A redesigned, printed and painted mount tidies things up nicely. I also managed to source an orange LCD screen to the same specs as the original GaugeArt unit, so swapped out the white screen. A layer of red tint was required over the screen to get the colour to be an almost-match to the stock digital displays and lamps. A small detail, but one I think helps with the overall ‘integrated’ feel I’m going for.
Truth be told, I rarely close the lid now that the install is properly finished. The display doesn’t look out of place in the stock-ish interior and being able to keep an eye on pressures and temps is reassuring.Cool Story, Bro
Even before these finishing touches were applied, the GaugeArt unit had already paid for itself by bringing my attention to a concerning coolant temperature creep at a hot Winton Motor Raceway track day. I’d resolved to do something about the situation before the next trip so I could worry less about engine temps and more about putting together a clean and fast lap.
Like most mid-engined cars, the NSX has a fairly complicated cooling system with five drain bolts and four bleed points, so I entrusted the job to the mechanics at V-Spec Performance, who maintain a few customer NSX’s as well as the shop’s own NSX-R. While the guys got started on draining the coolant, I went for a wander to see what goodies I could find around the shop.
A few collectors can claim to have a scale Mine’s R34 GT-R on their shelf, but not many can say the real thing is downstairs.
These days V-Spec houses a wide variety of machinery but is still known primarily for specialisation in GT-R maintenance and modification.
Old, new or in between.
I don’t know enough about Nissan ECUs, but I’m sure Dino could tell us all about these Nismo ‘Sports Resetting’ computers.
These carbon-Kevlar Recaro seats are from an RX-7 Spirit R, and share the same shell as the NSX-R. Whether Mazda or Honda, these original seats command crazy money from collectors (seems like that’s true for almost everything original these days).
More Nismo bits – these really nicely designed integrated gauges – who can guess what model these belong to?
As more and more of these JDM specials get de-modified (in my opinion, a disappointing trend) stock bits are getting harder and harder to find, unless you’re V-Spec.
Several hours later… and the radiator had been replaced, and the system filled & bled with 13L of Honda’s Type 2 coolant mix.
The removed radiator showed its age (I’d guess it to be the original from the ’92 build) but didn’t display any signs of being close to failure which is a nice indicator of health for the rest of the vehicles coolant pipes and passages. The rubber hoses were replaced when the engine was dropped two years ago, so they were all fine.

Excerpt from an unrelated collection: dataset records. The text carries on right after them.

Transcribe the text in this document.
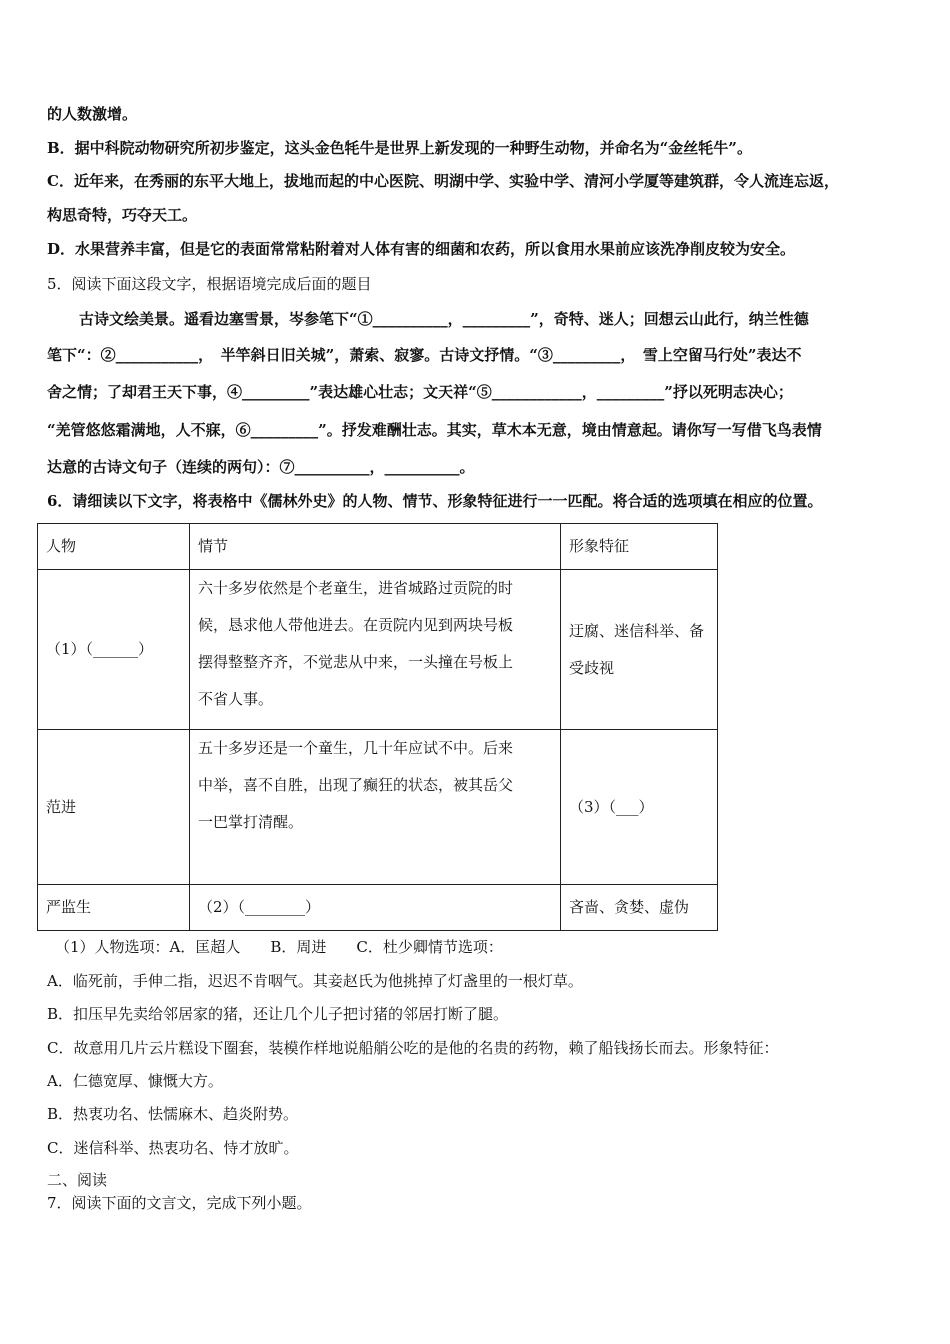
的人数激增。
B．据中科院动物研究所初步鉴定，这头金色牦牛是世界上新发现的一种野生动物，并命名为“金丝牦牛”。
C．近年来，在秀丽的东平大地上，拔地而起的中心医院、明湖中学、实验中学、清河小学厦等建筑群，令人流连忘返，
构思奇特，巧夺天工。
D．水果营养丰富，但是它的表面常常粘附着对人体有害的细菌和农药，所以食用水果前应该洗净削皮较为安全。
5．阅读下面这段文字，根据语境完成后面的题目
古诗文绘美景。遥看边塞雪景，岑参笔下“①__________，_________”，奇特、迷人；回想云山此行，纳兰性德
笔下“：②___________，　半竿斜日旧关城”，萧索、寂寥。古诗文抒情。“③_________，　雪上空留马行处”表达不
舍之情；了却君王天下事，④_________”表达雄心壮志；文天祥“⑤____________，_________”抒以死明志决心；
“羌管悠悠霜满地，人不寐，⑥_________”。抒发难酬壮志。其实，草木本无意，境由情意起。请你写一写借飞鸟表情
达意的古诗文句子（连续的两句）：⑦__________，__________。
6．请细读以下文字，将表格中《儒林外史》的人物、情节、形象特征进行一一匹配。将合适的选项填在相应的位置。
人物	情节	形象特征
（1）（______）	六十多岁依然是个老童生，进省城路过贡院的时
候，恳求他人带他进去。在贡院内见到两块号板
摆得整整齐齐，不觉悲从中来，一头撞在号板上
不省人事。	迂腐、迷信科举、备
受歧视

范进	五十多岁还是一个童生，几十年应试不中。后来
中举，喜不自胜，出现了癫狂的状态，被其岳父
一巴掌打清醒。	（3）（___）
严监生	（2）（________）	吝啬、贪婪、虚伪
（1）人物选项：A．匡超人　　B．周进　　C．杜少卿情节选项：
A．临死前，手伸二指，迟迟不肯咽气。其妾赵氏为他挑掉了灯盏里的一根灯草。
B．扣压早先卖给邻居家的猪，还让几个儿子把讨猪的邻居打断了腿。
C．故意用几片云片糕设下圈套，装模作样地说船艄公吃的是他的名贵的药物，赖了船钱扬长而去。形象特征：
A．仁德宽厚、慷慨大方。
B．热衷功名、怯懦麻木、趋炎附势。
C．迷信科举、热衷功名、恃才放旷。
二、阅读
7．阅读下面的文言文，完成下列小题。
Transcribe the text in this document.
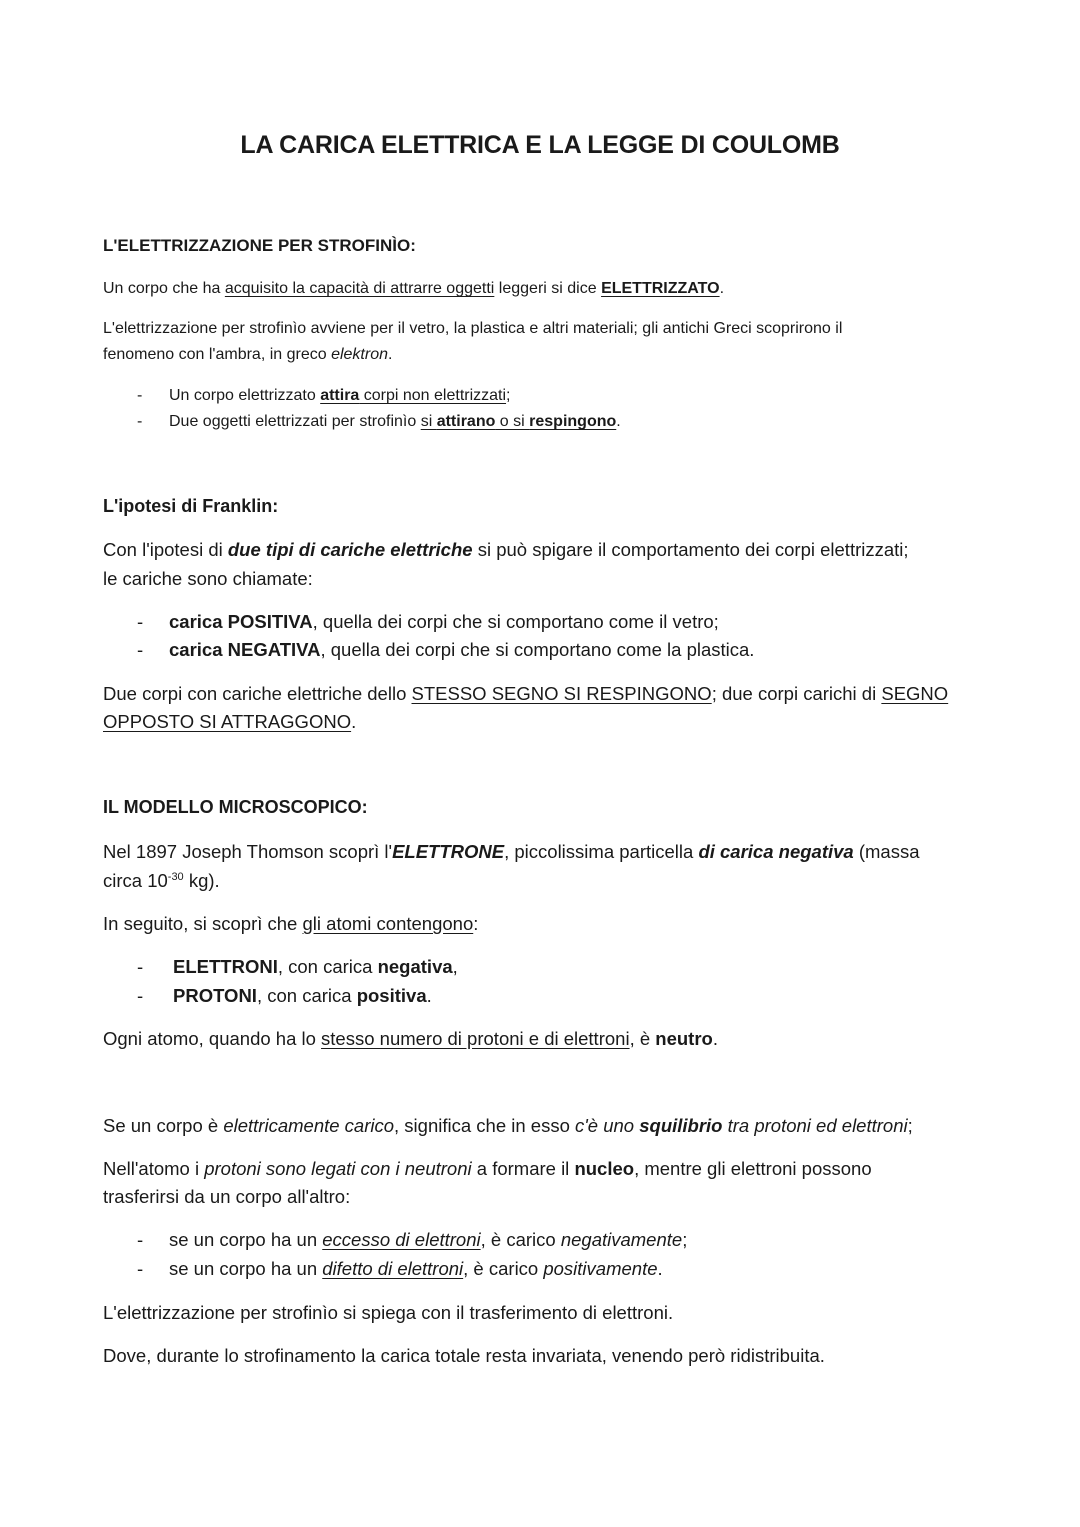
LA CARICA ELETTRICA E LA LEGGE DI COULOMB
L'ELETTRIZZAZIONE PER STROFINÌO:
Un corpo che ha acquisito la capacità di attrarre oggetti leggeri si dice ELETTRIZZATO.
L'elettrizzazione per strofinìo avviene per il vetro, la plastica e altri materiali; gli antichi Greci scoprirono il
fenomeno con l'ambra, in greco elektron.
- Un corpo elettrizzato attira corpi non elettrizzati;
- Due oggetti elettrizzati per strofinìo si attirano o si respingono.
L'ipotesi di Franklin:
Con l'ipotesi di due tipi di cariche elettriche si può spigare il comportamento dei corpi elettrizzati;
le cariche sono chiamate:
- carica POSITIVA, quella dei corpi che si comportano come il vetro;
- carica NEGATIVA, quella dei corpi che si comportano come la plastica.
Due corpi con cariche elettriche dello STESSO SEGNO SI RESPINGONO; due corpi carichi di SEGNO
OPPOSTO SI ATTRAGGONO.
IL MODELLO MICROSCOPICO:
Nel 1897 Joseph Thomson scoprì l'ELETTRONE, piccolissima particella di carica negativa (massa
circa $10^{-30}$ kg).
In seguito, si scoprì che gli atomi contengono:
- ELETTRONI, con carica negativa,
- PROTONI, con carica positiva.
Ogni atomo, quando ha lo stesso numero di protoni e di elettroni, è neutro.
Se un corpo è elettricamente carico, significa che in esso c'è uno squilibrio tra protoni ed elettroni;
Nell'atomo i protoni sono legati con i neutroni a formare il nucleo, mentre gli elettroni possono
trasferirsi da un corpo all'altro:
- se un corpo ha un eccesso di elettroni, è carico negativamente;
- se un corpo ha un difetto di elettroni, è carico positivamente.
L'elettrizzazione per strofinìo si spiega con il trasferimento di elettroni.
Dove, durante lo strofinamento la carica totale resta invariata, venendo però ridistribuita.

I think some of these bent fins on the bottom were from me getting a bit overenthusiastic with the pressure-washer, so I’ll need to be more careful with the new one.
I haven’t had a chance to push the cooling system on track with high ambient temperatures yet, but have seen a 3-degree drop in the normal cruising temp (from 86°C to 83°C) which bodes well. The Honda Nationals event later in the year will be a good test – and hey, if temperatures do still nudge up it’s a great justification for the NSX-R-style vented bonnet I’ve been dreaming about.
So there you have it, the first Project NSX update where the car is absolutely no ‘faster’ at the end. And I’m surprised to say that doesn’t bother me one bit.